The Last Tudor
Author's Notes
Elizabeth I of England is storied in movies and legend and according to all approved accounts never married, nor ever bred, nor ever had an heir. She was, say the official reports, too much the queen, too much the political mastermind, to risk the danger of either a husband or a child, either of whom might — if he acted typically as kings and princes of England were in the habit to do — attempt to maneuver her off her throne. Elizabeth therefore pretended to love, pretended to flirt and dance with her would be suitors, but always maintained her eye on the prize of unlimited, uncontrolled, unilateral power.
So the story goes.
But was she entirely successful? Could the fiery young woman who danced with her ever-present flatterers and would-be lovers, who let them sleep next door, who rode with them to the stags and tempted them with outlandish kisses, keep them forever at bay? And could she keep the woman in her, the desire for the whole life apart from the life of the monarch, locked up inside her, without once knowing the fruites of passion? History says she did. An obscure painting, however, hanging in an out-of-the-way corner of Hampton Court Palace, says that she did not.
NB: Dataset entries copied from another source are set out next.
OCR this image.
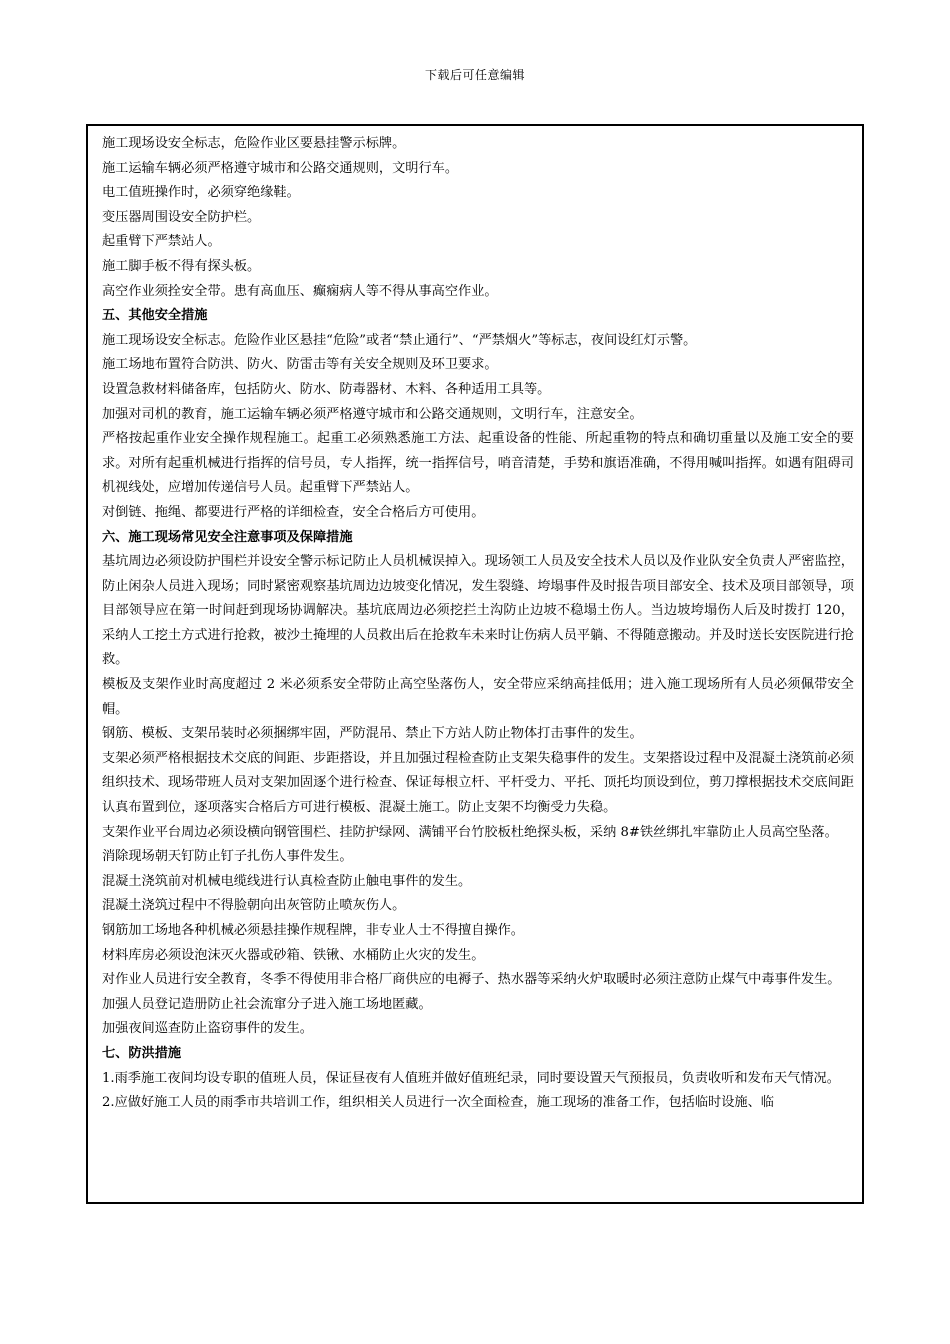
下载后可任意编辑

施工现场设安全标志，危险作业区要悬挂警示标牌。

施工运输车辆必须严格遵守城市和公路交通规则，文明行车。

电工值班操作时，必须穿绝缘鞋。

变压器周围设安全防护栏。

起重臂下严禁站人。

施工脚手板不得有探头板。

高空作业须拴安全带。患有高血压、癫痫病人等不得从事高空作业。

五、其他安全措施

施工现场设安全标志。危险作业区悬挂“危险”或者“禁止通行”、“严禁烟火”等标志，夜间设红灯示警。

施工场地布置符合防洪、防火、防雷击等有关安全规则及环卫要求。

设置急救材料储备库，包括防火、防水、防毒器材、木料、各种适用工具等。

加强对司机的教育，施工运输车辆必须严格遵守城市和公路交通规则，文明行车，注意安全。

严格按起重作业安全操作规程施工。起重工必须熟悉施工方法、起重设备的性能、所起重物的特点和确切重量以及施工安全的要求。对所有起重机械进行指挥的信号员，专人指挥，统一指挥信号，哨音清楚，手势和旗语准确，不得用喊叫指挥。如遇有阻碍司机视线处，应增加传递信号人员。起重臂下严禁站人。

对倒链、拖绳、都要进行严格的详细检查，安全合格后方可使用。

六、施工现场常见安全注意事项及保障措施

基坑周边必须设防护围栏并设安全警示标记防止人员机械误掉入。现场领工人员及安全技术人员以及作业队安全负责人严密监控，防止闲杂人员进入现场；同时紧密观察基坑周边边坡变化情况，发生裂缝、垮塌事件及时报告项目部安全、技术及项目部领导，项目部领导应在第一时间赶到现场协调解决。基坑底周边必须挖拦土沟防止边坡不稳塌土伤人。当边坡垮塌伤人后及时拨打 120，采纳人工挖土方式进行抢救，被沙土掩埋的人员救出后在抢救车未来时让伤病人员平躺、不得随意搬动。并及时送长安医院进行抢救。

模板及支架作业时高度超过 2 米必须系安全带防止高空坠落伤人，安全带应采纳高挂低用；进入施工现场所有人员必须佩带安全帽。

钢筋、模板、支架吊装时必须捆绑牢固，严防混吊、禁止下方站人防止物体打击事件的发生。

支架必须严格根据技术交底的间距、步距搭设，并且加强过程检查防止支架失稳事件的发生。支架搭设过程中及混凝土浇筑前必须组织技术、现场带班人员对支架加固逐个进行检查、保证每根立杆、平杆受力、平托、顶托均顶设到位，剪刀撑根据技术交底间距认真布置到位，逐项落实合格后方可进行模板、混凝土施工。防止支架不均衡受力失稳。

支架作业平台周边必须设横向钢管围栏、挂防护绿网、满铺平台竹胶板杜绝探头板，采纳 8#铁丝绑扎牢靠防止人员高空坠落。

消除现场朝天钉防止钉子扎伤人事件发生。

混凝土浇筑前对机械电缆线进行认真检查防止触电事件的发生。

混凝土浇筑过程中不得脸朝向出灰管防止喷灰伤人。

钢筋加工场地各种机械必须悬挂操作规程牌，非专业人士不得擅自操作。

材料库房必须设泡沫灭火器或砂箱、铁锹、水桶防止火灾的发生。

对作业人员进行安全教育，冬季不得使用非合格厂商供应的电褥子、热水器等采纳火炉取暖时必须注意防止煤气中毒事件发生。

加强人员登记造册防止社会流窜分子进入施工场地匿藏。

加强夜间巡查防止盗窃事件的发生。

七、防洪措施

1.雨季施工夜间均设专职的值班人员，保证昼夜有人值班并做好值班纪录，同时要设置天气预报员，负责收听和发布天气情况。

2.应做好施工人员的雨季市共培训工作，组织相关人员进行一次全面检查，施工现场的准备工作，包括临时设施、临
It is the portrait of a young, red-haired woman, painted by Elizabeth's court painter, adorned in a glittering robe upon which appear the Tudor roses, accompanied by a desperately sad sonnet. It is the portrait now described as "An Unknown Woman," but most of those who know, say that the unknown woman is the young queen Elizabeth. If that is so, the history of Elizabethan times ought to be re-reitten becaust the royal woman in the portrait is obviously pregnant.
The Last Tudor imagines the true emotions of the great queen who has forfeit her personal life to be able to hold and control all the power of the English crown. She is at the end of her days and now the issue of her succession is unavoidable. Which raises the question presented by the now-important portrait: Did Elizabeth have an heir, after all? And would he or she not have had the blood to be king? And if a Tudor were to survive Elizabeth, heading off the disastrous reigns of the Sturars who were to follow, would English history have been decisively different?
All these questions and the questions of royal power, flattery, intrigue, forbidden romance and treachery are bound up in the story of The Last Tudor.